Didier Ratsiraka est arrivé avec sa suite à bord d’un Falcon mis obligeamment à sa disposition par les autorités françaises. Etre le «meilleur ami» implique quelques devoirs. La France était présente à Maputo par l’intermédiaire de l’OIF (Organisation internationale de la Francophonie) qui possède le statut d’observateur.

 

La grande attraction du début de la réunion fut Manandafy Rakotonirina, premier ministre légal, libéré dans la journée du 24 août par les putschistes.
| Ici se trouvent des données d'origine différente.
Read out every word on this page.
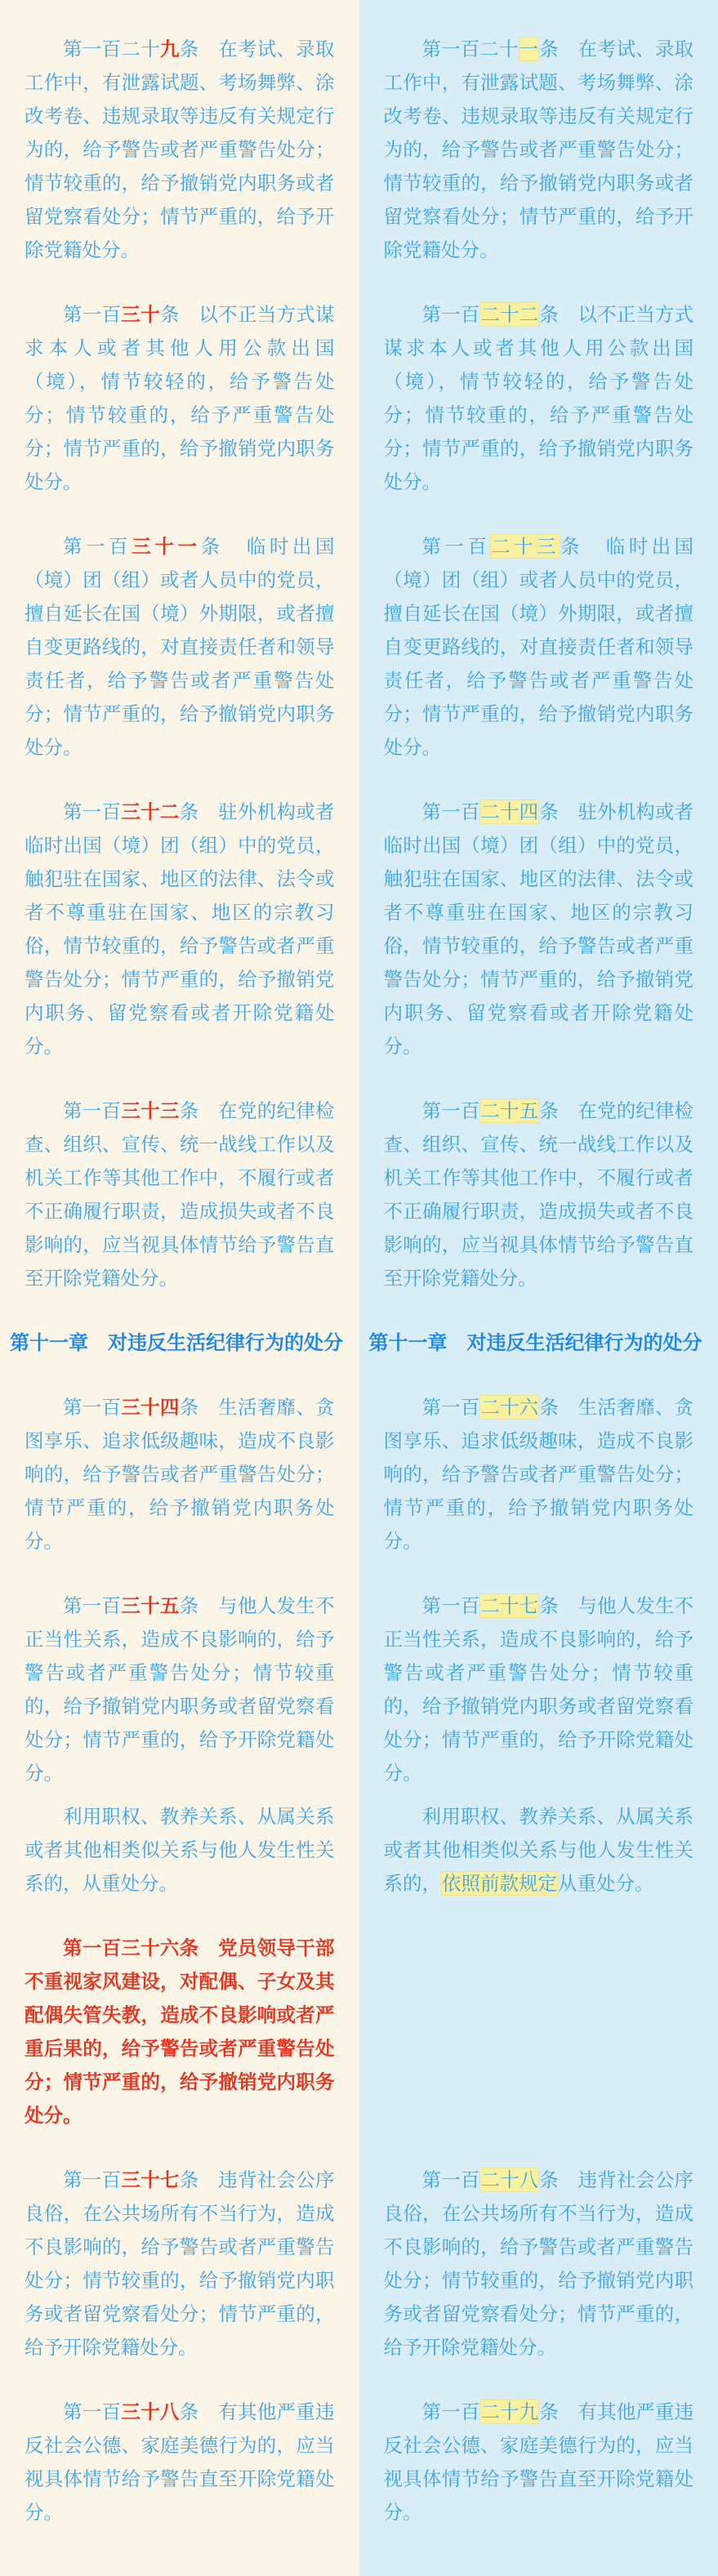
第一百二十九条　在考试、录取工作中，有泄露试题、考场舞弊、涂改考卷、违规录取等违反有关规定行为的，给予警告或者严重警告处分；情节较重的，给予撤销党内职务或者留党察看处分；情节严重的，给予开除党籍处分。

第一百二十一条　在考试、录取工作中，有泄露试题、考场舞弊、涂改考卷、违规录取等违反有关规定行为的，给予警告或者严重警告处分；情节较重的，给予撤销党内职务或者留党察看处分；情节严重的，给予开除党籍处分。

第一百三十条　以不正当方式谋求本人或者其他人用公款出国（境），情节较轻的，给予警告处分；情节较重的，给予严重警告处分；情节严重的，给予撤销党内职务处分。

第一百二十二条　以不正当方式谋求本人或者其他人用公款出国（境），情节较轻的，给予警告处分；情节较重的，给予严重警告处分；情节严重的，给予撤销党内职务处分。

第一百三十一条　临时出国（境）团（组）或者人员中的党员，擅自延长在国（境）外期限，或者擅自变更路线的，对直接责任者和领导责任者，给予警告或者严重警告处分；情节严重的，给予撤销党内职务处分。

第一百二十三条　临时出国（境）团（组）或者人员中的党员，擅自延长在国（境）外期限，或者擅自变更路线的，对直接责任者和领导责任者，给予警告或者严重警告处分；情节严重的，给予撤销党内职务处分。

第一百三十二条　驻外机构或者临时出国（境）团（组）中的党员，触犯驻在国家、地区的法律、法令或者不尊重驻在国家、地区的宗教习俗，情节较重的，给予警告或者严重警告处分；情节严重的，给予撤销党内职务、留党察看或者开除党籍处分。

第一百二十四条　驻外机构或者临时出国（境）团（组）中的党员，触犯驻在国家、地区的法律、法令或者不尊重驻在国家、地区的宗教习俗，情节较重的，给予警告或者严重警告处分；情节严重的，给予撤销党内职务、留党察看或者开除党籍处分。

第一百三十三条　在党的纪律检查、组织、宣传、统一战线工作以及机关工作等其他工作中，不履行或者不正确履行职责，造成损失或者不良影响的，应当视具体情节给予警告直至开除党籍处分。

第一百二十五条　在党的纪律检查、组织、宣传、统一战线工作以及机关工作等其他工作中，不履行或者不正确履行职责，造成损失或者不良影响的，应当视具体情节给予警告直至开除党籍处分。

第十一章　对违反生活纪律行为的处分 第十一章　对违反生活纪律行为的处分

第一百三十四条　生活奢靡、贪图享乐、追求低级趣味，造成不良影响的，给予警告或者严重警告处分；情节严重的，给予撤销党内职务处分。

第一百二十六条　生活奢靡、贪图享乐、追求低级趣味，造成不良影响的，给予警告或者严重警告处分；情节严重的，给予撤销党内职务处分。

第一百三十五条　与他人发生不正当性关系，造成不良影响的，给予警告或者严重警告处分；情节较重的，给予撤销党内职务或者留党察看处分；情节严重的，给予开除党籍处分。

利用职权、教养关系、从属关系或者其他相类似关系与他人发生性关系的，从重处分。

第一百二十七条　与他人发生不正当性关系，造成不良影响的，给予警告或者严重警告处分；情节较重的，给予撤销党内职务或者留党察看处分；情节严重的，给予开除党籍处分。

利用职权、教养关系、从属关系或者其他相类似关系与他人发生性关系的，依照前款规定从重处分。

第一百三十六条　党员领导干部不重视家风建设，对配偶、子女及其配偶失管失教，造成不良影响或者严重后果的，给予警告或者严重警告处分；情节严重的，给予撤销党内职务处分。

第一百三十七条　违背社会公序良俗，在公共场所有不当行为，造成不良影响的，给予警告或者严重警告处分；情节较重的，给予撤销党内职务或者留党察看处分；情节严重的，给予开除党籍处分。

第一百二十八条　违背社会公序良俗，在公共场所有不当行为，造成不良影响的，给予警告或者严重警告处分；情节较重的，给予撤销党内职务或者留党察看处分；情节严重的，给予开除党籍处分。

第一百三十八条　有其他严重违反社会公德、家庭美德行为的，应当视具体情节给予警告直至开除党籍处分。

第一百二十九条　有其他严重违反社会公德、家庭美德行为的，应当视具体情节给予警告直至开除党籍处分。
Il avait pris aussitôt l’avion avec la leader des femmes légalistes, Ihanta Andriamandranto, et d’autres détenus politiques de poids comme Raharinaivo Andrianatoandro, porte-fanion des contestataires, eux aussi libérés en application des accords de Maputo I.

 

Dès le début des discussions le 25, les débats s’étaient focalisés sur l’attribution du poste de président de la nouvelle transition revendiqué par Andry Rajoelina. Son prédécesseur s’y est fortement opposé en arguant qu’il ne faut pas un «putschiste» à ce poste, ce qui serait un «mauvais exemple» pour l’Afrique. Il était soutenu par Didier Ratsiraka qui n’avait pas apprécié que Tantely Andrianarivo, son premier ministre en 2002, ait accepté de postuler pour le siège de premier ministre à la demande de la HAT.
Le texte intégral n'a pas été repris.